These chia jam bars are made with a rich almond butter oat base that’s covered in gooey raspberry chia jam and crumble topping.
Can we talk for a minute about what a big fat phony I am? Sometimes, if you follow me on social media, you’ll see me say something like “Yay! Spring’s on the way!” And the other day I went to the dentist, and just as the hygienist was about to shove an instrument in my mouth she asked if I was excited for spring. “Yup!” I responded. What else could I say? And I do this all the freaking time guys, because most people are super excited about warmer weather being on the way.
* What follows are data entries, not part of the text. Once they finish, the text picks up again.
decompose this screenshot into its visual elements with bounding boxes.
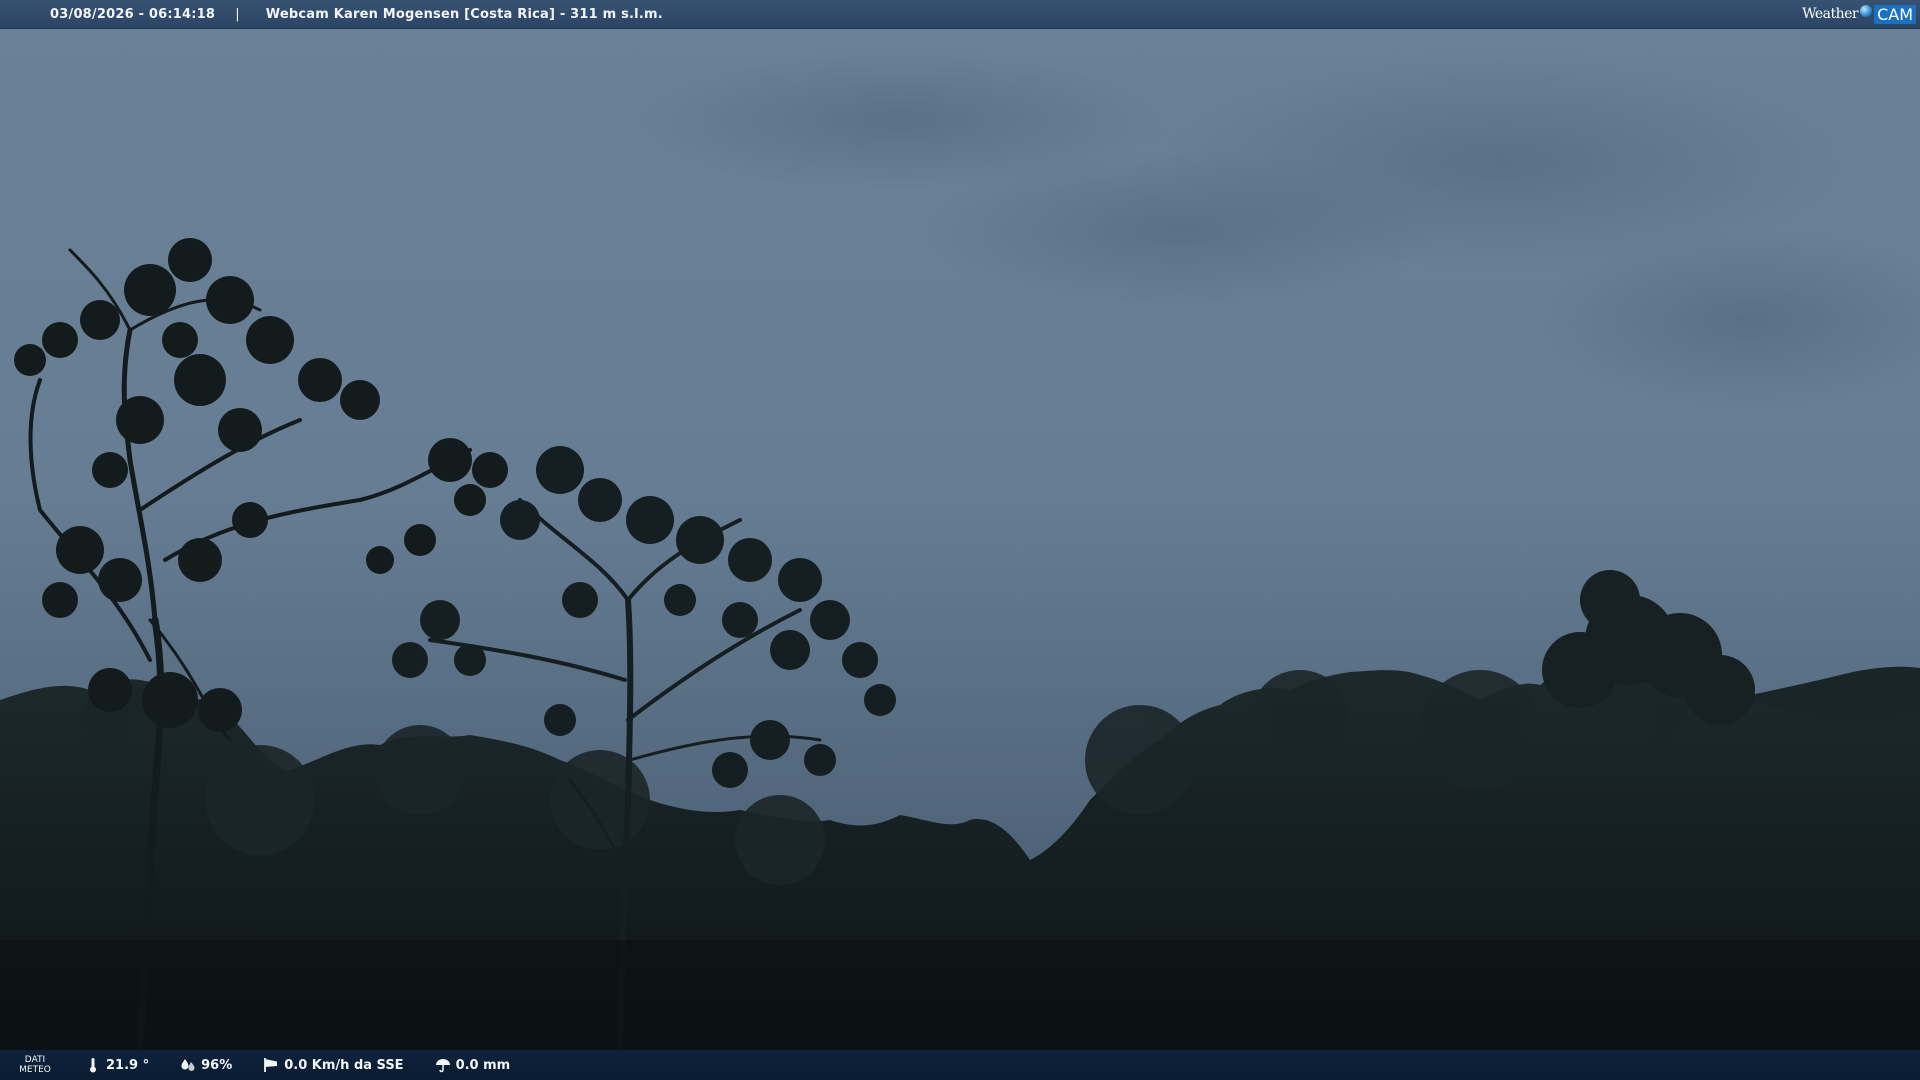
rain-reading: 0.0 mm (434, 1056, 511, 1074)
wind-reading: 0.0 Km/h da SSE (262, 1056, 404, 1074)
globe-icon (1860, 5, 1873, 17)
logo-word: Weather (1802, 6, 1859, 22)
header-separator: | (235, 6, 240, 22)
thermometer-icon (84, 1056, 102, 1074)
humidity-value: 96% (201, 1057, 233, 1073)
weather-data-label: DATI METEO (16, 1055, 54, 1075)
webcam-image (0, 0, 1920, 1080)
windsock-icon (262, 1056, 280, 1074)
webcam-frame: 03/08/2026 - 06:14:18 | Webcam Karen Mog… (0, 0, 1920, 1080)
rain-value: 0.0 mm (455, 1057, 511, 1073)
webcam-title: Webcam Karen Mogensen [Costa Rica] - 311… (265, 6, 663, 22)
humidity-drops-icon (179, 1056, 197, 1074)
temperature-reading: 21.9 ° (84, 1056, 149, 1074)
timestamp: 03/08/2026 - 06:14:18 (50, 6, 216, 22)
weathercam-logo[interactable]: Weather CAM (1802, 3, 1916, 25)
umbrella-icon (434, 1056, 452, 1074)
weather-data-label-line1: DATI (24, 1055, 46, 1065)
header-bar: 03/08/2026 - 06:14:18 | Webcam Karen Mog… (0, 0, 1920, 29)
temperature-value: 21.9 ° (106, 1057, 150, 1073)
weather-data-label-line2: METEO (19, 1065, 51, 1075)
logo-suffix: CAM (1874, 4, 1916, 24)
wind-value: 0.0 Km/h da SSE (284, 1057, 404, 1073)
weather-data-bar: DATI METEO 21.9 ° 96% 0.0 Km/h da SSE 0.… (0, 1050, 1920, 1080)
humidity-reading: 96% (179, 1056, 232, 1074)
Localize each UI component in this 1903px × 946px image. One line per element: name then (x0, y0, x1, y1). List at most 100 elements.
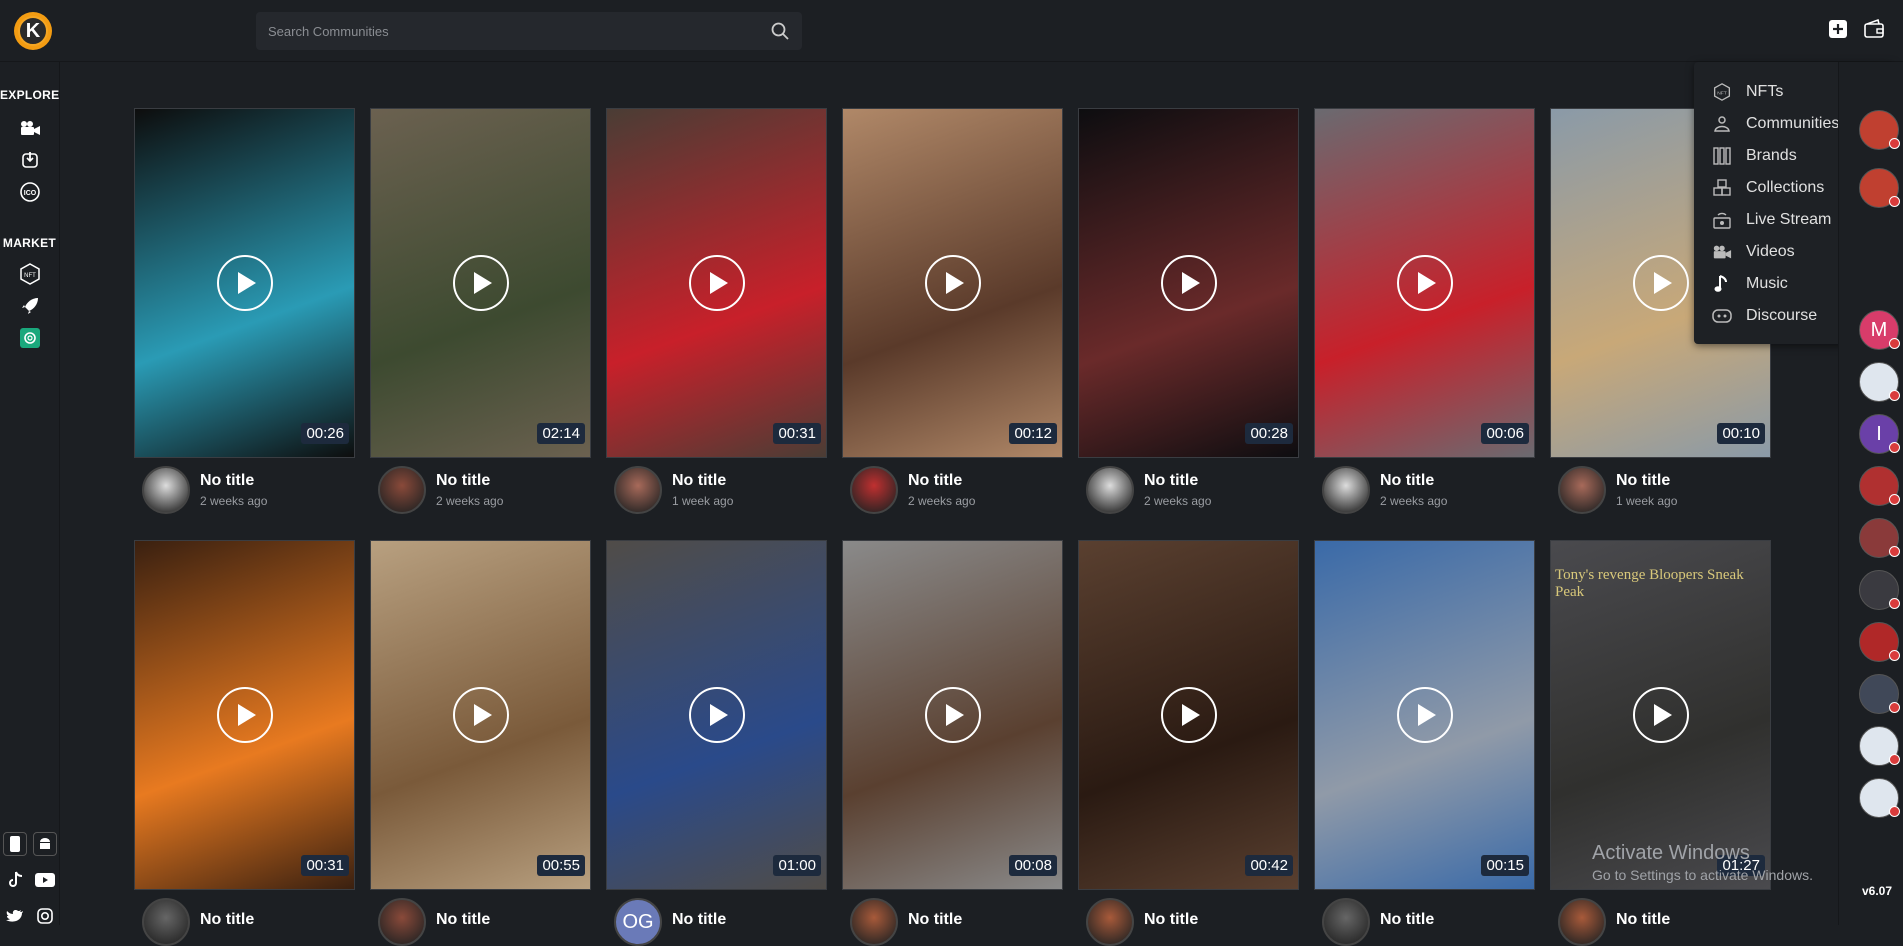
video-title[interactable]: No title (1144, 911, 1198, 929)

But I’m kind of…not. I love the snow, and my fireplace, and the Christmas tree (it’s going down this weekend, I swear). I’m not excited about humidity, doing my taxes, and losing an hour of sleep over daylight savings (oh hey, good morning!).
But I can’t really talk about it, because see: I sound like a old grump.
So sometimes I pretend to be more enthusiastic about spring (and then summer) than I really am.
And sometimes I find things to be enthusiastic about. Like berries!
Okay, so berry season is a ways away at this point, but I need to psych myself up as much as I can, and they are available if not at peak, which probably explains my recent chia jam kick. The nice think about chia jam is that the berries don’t have to be perfect for the jam to turn out great.
I made these bars to cheer me up one weird 70° afternoon in the middle of February, and they worked! These babies were very delicious, very easy, and tasted like all that’s good and right about spring and summer. The crust is a lot like shortbread, but better because it’s made with almond butter and oats. The filling is just as sweet as I like it, which is not too sweet. All in all, these guys were delicious, and I plan on keeping a stash available to elevate my mood until September rolls back around.
Almond Butter Raspberry Chia Jam Bars
For the Raspberry Chia Jam Filling
- 12 ounces about 2 cups fresh raspberries
- 3 tablespoons maple syrup
- 1 teaspoon lemon juice
- 2 tablespoons chia seeds
For the Base/Crumble Topping
- 1 1/2 cups oat flour, you can make this by grinding rolled oats in the food processor
- 1/2 cup rolled oats
- 1/3 cup coconut sugar, or another vegan granulated sugar
- 1 teaspoon ground cinnamon
- 1/2 teaspoon baking powder
- 1/4 teaspoon salt
- 1/3 cup creamy almond butter
- 1/4 cup melted coconut oil
- First, make the raspberry chia jam filling. Place the raspberries, maple syrup, and lemon juice into a small saucepan and place over medium heat. Bring the mixture to a simmer, then lower the heat and allow to simmer until the berries begin to soften, about 5 minutes. Mash the berries with the back of a spoon and stir in the chia seeds. Continue simmering for about 10 minutes, stirring occasionally.
- Remove the saucepan from the heat and allow to sit while you prepare the base/crumble topping. The jam will continue to thicken as it cools.
- Preheat the oven to 350°. Lightly oil the bottom of a 9 x 9 inch square baking pan.
- In a large mixing bowl, stir together all of the ingredients for the base/crumble topping, until everything is uniformly blended. Dig in with your hands if you need to.
- Place about 2/3 of the base/crumble topping mixture into the bottom of the prepared baking pan to create the base. Press very firmly to uniformly coat the bottom of the pan. Spread the chia jam over the base, then crumble the remaining base/crumble topping mixture over the jam.
- Bake for about 30 minutes, until the crumble topping begins to brown.
- Remove from the oven and transfer the pan to a cooling rack. Allow to cool completely before cutting into squares.
This recipe can be made gluten-free by using certified gluten-free oats and oat flour.